Road access often leads to rising land values, the growth of homestays, hotel construction and new employment opportunities. For many families, tourism provides much-needed supplementary income.

However, mountain tourism economies often follow a familiar and troubling pattern.

Rapid expansion is followed by overcrowding. Water demand exceeds local supply. Waste management systems become overwhelmed. Traffic congestion grows. Natural resources come under stress. Eventually, environmental degradation begins undermining the very attractions that draw visitors.

The irony is stark.

The forests, snowfields, meadows, springs and silence that attract tourists are gradually damaged by uncontrolled access and excessive infrastructure development.

Panchayats Face a Difficult Choice

Local communities cannot be faulted for seeking better livelihoods and opportunities for younger generations.

But development debates increasingly revolve around visible infrastructure projects—roads, parking spaces and tourism facilities—while less visible ecological assets receive little attention.

Springs, wetlands, aquifers, biodiversity corridors and mountain catchments rarely become election issues until they begin to fail.

Across Himachal, we can see a growing divide emerging between immediate economic aspirations and long-term ecological sustainability. This is raising concerns that two Himalayas are being created—one focused on short-term extraction and another struggling to preserve ecological resilience.

A Different Development Model

Few people advocate complete isolation of remote regions. Connectivity remains essential for healthcare, education and emergency services.

However, many experts argue that Himachal Pradesh urgently needs a more balanced approach.

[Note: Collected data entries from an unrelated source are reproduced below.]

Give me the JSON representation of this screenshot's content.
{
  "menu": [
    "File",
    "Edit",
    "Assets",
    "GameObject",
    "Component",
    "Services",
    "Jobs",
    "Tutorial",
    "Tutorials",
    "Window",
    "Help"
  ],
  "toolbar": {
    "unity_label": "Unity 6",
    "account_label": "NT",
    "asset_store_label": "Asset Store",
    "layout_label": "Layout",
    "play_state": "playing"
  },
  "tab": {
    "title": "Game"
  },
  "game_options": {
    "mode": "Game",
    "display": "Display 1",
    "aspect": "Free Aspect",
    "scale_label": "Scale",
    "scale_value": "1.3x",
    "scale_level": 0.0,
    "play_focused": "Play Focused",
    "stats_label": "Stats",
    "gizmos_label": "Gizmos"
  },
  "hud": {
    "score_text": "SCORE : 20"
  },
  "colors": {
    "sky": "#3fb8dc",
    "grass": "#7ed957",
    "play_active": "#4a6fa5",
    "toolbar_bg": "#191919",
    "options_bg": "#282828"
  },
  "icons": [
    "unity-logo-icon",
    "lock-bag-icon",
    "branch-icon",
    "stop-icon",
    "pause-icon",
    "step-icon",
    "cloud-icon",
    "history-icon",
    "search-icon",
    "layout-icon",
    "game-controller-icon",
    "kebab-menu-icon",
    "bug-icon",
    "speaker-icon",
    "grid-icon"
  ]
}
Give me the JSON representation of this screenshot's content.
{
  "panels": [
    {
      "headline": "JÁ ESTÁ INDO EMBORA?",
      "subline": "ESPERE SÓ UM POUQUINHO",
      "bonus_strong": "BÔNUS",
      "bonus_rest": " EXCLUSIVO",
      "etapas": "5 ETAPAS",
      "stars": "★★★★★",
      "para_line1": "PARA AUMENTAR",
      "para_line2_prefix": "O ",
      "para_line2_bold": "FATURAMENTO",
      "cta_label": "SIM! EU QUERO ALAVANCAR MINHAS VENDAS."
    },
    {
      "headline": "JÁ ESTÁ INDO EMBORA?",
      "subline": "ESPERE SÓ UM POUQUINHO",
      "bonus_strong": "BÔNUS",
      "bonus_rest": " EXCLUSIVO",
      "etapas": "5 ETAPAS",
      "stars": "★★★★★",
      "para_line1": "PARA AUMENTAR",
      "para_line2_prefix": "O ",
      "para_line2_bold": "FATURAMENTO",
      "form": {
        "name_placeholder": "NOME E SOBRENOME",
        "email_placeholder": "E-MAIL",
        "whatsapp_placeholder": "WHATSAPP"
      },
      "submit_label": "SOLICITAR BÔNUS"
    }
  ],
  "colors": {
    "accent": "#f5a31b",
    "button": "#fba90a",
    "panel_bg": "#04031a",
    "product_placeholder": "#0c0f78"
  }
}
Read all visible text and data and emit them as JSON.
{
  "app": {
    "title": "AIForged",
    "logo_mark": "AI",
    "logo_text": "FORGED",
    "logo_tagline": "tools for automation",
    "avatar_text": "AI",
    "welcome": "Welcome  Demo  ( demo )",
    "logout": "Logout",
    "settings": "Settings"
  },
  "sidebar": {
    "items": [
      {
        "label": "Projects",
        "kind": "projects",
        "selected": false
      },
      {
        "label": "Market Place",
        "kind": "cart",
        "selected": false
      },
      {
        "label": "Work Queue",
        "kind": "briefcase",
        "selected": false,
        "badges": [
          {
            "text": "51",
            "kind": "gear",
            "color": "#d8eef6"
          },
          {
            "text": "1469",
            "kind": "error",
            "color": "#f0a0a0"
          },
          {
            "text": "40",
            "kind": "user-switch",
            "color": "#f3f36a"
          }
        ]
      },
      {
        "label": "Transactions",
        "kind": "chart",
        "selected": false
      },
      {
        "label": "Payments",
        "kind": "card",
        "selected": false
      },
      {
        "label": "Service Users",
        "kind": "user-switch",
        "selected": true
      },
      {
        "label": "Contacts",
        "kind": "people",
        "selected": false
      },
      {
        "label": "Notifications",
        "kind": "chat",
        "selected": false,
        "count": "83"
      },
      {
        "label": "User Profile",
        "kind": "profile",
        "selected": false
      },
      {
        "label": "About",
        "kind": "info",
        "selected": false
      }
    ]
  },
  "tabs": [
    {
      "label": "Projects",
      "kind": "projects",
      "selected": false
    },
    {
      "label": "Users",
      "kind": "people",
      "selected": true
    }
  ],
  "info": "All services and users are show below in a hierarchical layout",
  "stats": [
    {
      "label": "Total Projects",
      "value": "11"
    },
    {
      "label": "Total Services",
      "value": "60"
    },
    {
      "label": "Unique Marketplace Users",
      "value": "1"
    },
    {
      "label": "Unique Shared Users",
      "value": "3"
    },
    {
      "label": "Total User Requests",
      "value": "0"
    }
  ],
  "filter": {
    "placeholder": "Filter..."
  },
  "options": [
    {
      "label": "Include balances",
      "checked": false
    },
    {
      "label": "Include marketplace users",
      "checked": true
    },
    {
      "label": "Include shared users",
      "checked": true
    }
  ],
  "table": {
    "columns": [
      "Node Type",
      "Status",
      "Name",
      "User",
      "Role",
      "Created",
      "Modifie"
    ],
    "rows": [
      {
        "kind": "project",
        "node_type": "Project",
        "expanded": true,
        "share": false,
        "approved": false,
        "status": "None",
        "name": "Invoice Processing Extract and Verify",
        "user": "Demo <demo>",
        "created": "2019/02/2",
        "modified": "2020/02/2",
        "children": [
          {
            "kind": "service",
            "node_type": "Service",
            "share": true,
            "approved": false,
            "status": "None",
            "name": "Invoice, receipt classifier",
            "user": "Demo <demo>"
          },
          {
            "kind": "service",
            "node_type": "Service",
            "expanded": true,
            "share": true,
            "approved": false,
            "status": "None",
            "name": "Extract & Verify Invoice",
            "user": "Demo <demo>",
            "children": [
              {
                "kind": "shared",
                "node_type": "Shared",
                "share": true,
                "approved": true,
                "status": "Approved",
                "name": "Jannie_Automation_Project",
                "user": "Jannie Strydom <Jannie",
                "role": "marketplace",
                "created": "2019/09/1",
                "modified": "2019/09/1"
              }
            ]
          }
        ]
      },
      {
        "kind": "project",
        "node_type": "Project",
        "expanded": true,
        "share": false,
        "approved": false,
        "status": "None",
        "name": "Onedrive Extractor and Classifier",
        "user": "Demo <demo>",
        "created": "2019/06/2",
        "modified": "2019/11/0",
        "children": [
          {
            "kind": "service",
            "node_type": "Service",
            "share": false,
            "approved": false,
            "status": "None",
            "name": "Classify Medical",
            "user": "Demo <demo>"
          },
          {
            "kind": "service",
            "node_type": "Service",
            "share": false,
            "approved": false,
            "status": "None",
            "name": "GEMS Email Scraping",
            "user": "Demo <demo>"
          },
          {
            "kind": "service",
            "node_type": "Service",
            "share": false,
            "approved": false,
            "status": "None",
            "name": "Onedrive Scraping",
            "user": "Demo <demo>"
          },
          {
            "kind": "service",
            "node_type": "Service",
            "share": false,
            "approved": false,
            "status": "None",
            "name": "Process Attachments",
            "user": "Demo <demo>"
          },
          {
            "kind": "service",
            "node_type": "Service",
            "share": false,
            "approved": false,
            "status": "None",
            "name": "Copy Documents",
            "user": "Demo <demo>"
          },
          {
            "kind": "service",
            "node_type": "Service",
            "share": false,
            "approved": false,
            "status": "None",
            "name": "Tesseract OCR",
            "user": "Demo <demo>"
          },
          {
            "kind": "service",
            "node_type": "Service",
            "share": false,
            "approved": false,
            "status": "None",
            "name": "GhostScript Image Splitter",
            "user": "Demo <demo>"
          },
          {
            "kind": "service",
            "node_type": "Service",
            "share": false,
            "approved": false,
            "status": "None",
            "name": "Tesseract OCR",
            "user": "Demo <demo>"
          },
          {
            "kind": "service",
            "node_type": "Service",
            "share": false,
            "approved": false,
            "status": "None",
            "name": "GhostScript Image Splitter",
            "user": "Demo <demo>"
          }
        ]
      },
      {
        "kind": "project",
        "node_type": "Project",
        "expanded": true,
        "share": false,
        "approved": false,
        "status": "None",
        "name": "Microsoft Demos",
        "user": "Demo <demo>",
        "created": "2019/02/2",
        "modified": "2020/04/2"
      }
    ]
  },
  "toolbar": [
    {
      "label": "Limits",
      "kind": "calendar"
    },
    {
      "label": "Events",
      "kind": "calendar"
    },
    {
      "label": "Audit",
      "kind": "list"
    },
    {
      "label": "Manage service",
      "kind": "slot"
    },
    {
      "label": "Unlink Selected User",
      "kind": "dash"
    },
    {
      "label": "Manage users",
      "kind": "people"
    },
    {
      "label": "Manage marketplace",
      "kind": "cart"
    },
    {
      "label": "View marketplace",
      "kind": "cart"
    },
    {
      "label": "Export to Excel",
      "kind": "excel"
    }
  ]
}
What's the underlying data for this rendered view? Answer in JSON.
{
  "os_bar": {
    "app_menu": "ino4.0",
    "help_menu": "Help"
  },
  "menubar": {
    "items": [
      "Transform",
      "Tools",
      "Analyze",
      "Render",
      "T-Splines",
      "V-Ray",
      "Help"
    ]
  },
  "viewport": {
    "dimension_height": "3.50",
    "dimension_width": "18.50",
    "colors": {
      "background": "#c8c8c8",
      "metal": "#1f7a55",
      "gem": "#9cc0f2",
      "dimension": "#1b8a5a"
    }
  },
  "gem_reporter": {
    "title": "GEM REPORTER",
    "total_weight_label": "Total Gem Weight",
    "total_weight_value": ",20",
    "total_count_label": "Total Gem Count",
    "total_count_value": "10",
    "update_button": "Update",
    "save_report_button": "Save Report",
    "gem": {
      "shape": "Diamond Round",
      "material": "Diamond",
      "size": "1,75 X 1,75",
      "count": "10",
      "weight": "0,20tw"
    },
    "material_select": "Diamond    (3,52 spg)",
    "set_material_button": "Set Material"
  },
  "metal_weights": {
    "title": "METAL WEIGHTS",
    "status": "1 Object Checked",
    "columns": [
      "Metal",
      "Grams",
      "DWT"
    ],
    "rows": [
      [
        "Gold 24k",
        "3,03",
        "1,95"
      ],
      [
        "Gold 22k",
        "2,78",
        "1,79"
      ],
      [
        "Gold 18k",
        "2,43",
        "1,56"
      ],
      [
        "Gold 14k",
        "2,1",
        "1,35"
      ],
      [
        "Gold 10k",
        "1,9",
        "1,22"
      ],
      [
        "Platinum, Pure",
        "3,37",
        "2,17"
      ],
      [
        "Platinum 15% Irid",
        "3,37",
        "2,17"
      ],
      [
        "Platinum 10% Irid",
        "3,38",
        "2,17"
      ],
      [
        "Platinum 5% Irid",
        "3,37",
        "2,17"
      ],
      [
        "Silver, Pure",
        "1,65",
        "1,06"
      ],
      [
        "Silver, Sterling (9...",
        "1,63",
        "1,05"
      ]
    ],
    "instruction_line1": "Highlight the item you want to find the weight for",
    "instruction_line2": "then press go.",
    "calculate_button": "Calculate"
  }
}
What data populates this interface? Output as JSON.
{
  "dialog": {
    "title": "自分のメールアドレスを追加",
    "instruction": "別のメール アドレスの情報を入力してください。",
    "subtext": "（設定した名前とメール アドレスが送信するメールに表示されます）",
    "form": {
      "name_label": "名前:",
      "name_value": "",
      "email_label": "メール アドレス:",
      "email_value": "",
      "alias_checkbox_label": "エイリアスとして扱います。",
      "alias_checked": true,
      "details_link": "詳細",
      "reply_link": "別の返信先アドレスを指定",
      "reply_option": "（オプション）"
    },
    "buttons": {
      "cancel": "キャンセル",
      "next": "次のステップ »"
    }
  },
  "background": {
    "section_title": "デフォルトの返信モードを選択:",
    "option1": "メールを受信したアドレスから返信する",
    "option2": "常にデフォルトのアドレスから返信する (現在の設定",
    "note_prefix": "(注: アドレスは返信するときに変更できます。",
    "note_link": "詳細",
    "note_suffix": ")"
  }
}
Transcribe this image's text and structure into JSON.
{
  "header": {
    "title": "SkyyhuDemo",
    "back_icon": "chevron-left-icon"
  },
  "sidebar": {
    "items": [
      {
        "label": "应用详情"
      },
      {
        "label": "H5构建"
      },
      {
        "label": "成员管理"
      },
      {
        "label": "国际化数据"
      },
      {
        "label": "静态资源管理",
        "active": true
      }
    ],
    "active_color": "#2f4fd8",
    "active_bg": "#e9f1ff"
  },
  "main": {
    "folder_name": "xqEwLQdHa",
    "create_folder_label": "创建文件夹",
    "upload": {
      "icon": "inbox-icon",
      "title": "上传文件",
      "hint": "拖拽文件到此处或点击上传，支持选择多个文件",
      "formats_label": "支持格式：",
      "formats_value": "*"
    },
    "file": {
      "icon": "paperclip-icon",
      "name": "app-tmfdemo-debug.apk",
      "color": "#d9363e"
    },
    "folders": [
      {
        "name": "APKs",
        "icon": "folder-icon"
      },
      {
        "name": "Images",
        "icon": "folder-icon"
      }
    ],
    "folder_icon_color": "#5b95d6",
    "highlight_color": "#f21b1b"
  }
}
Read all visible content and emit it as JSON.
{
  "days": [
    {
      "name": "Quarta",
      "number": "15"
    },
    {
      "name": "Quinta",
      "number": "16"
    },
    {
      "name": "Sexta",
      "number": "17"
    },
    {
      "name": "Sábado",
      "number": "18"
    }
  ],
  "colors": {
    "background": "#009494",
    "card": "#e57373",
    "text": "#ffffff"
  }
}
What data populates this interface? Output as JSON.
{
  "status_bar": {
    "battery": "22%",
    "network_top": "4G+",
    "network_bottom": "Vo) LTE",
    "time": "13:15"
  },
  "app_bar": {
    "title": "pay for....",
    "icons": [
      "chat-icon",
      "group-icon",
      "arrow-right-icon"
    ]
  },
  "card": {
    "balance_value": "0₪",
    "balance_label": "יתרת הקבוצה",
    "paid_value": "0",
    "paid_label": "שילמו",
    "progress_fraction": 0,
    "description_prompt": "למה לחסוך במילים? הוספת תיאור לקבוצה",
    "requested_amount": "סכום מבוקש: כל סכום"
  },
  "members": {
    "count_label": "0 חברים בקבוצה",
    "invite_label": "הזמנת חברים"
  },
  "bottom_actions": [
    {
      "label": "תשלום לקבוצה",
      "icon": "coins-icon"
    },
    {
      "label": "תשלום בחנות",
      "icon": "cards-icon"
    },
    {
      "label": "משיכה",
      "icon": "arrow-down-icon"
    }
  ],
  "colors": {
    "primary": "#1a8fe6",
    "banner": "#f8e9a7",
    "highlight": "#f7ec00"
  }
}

Measures often suggested include ecological carrying-capacity assessments, stricter regulation of tourism infrastructure, protection of springs and wetlands, revival of traditional walking pilgrimage routes, limits on vehicle access in sensitive zones and stronger environmental governance at the local level.

The debate is no longer about whether roads create development.

The real question is whether development can remain sustainable if every sacred mountain, alpine meadow and remote shrine is eventually transformed into a motorable tourist destination.

As Himachal continues expanding its road network into higher and more fragile terrain, the state faces a defining challenge.

Will it preserve the forests, water systems, silence and sacred ecology that make the Himalaya unique?

Or will short-term gains create a future in which the mountains remain accessible—but the natural and spiritual values that once defined them are gone?

The answer may determine not only the future of tourism in Himachal Pradesh but also the ecological security of millions who depend on the Himalaya's forests, springs, rivers and fragile mountain ecosystems.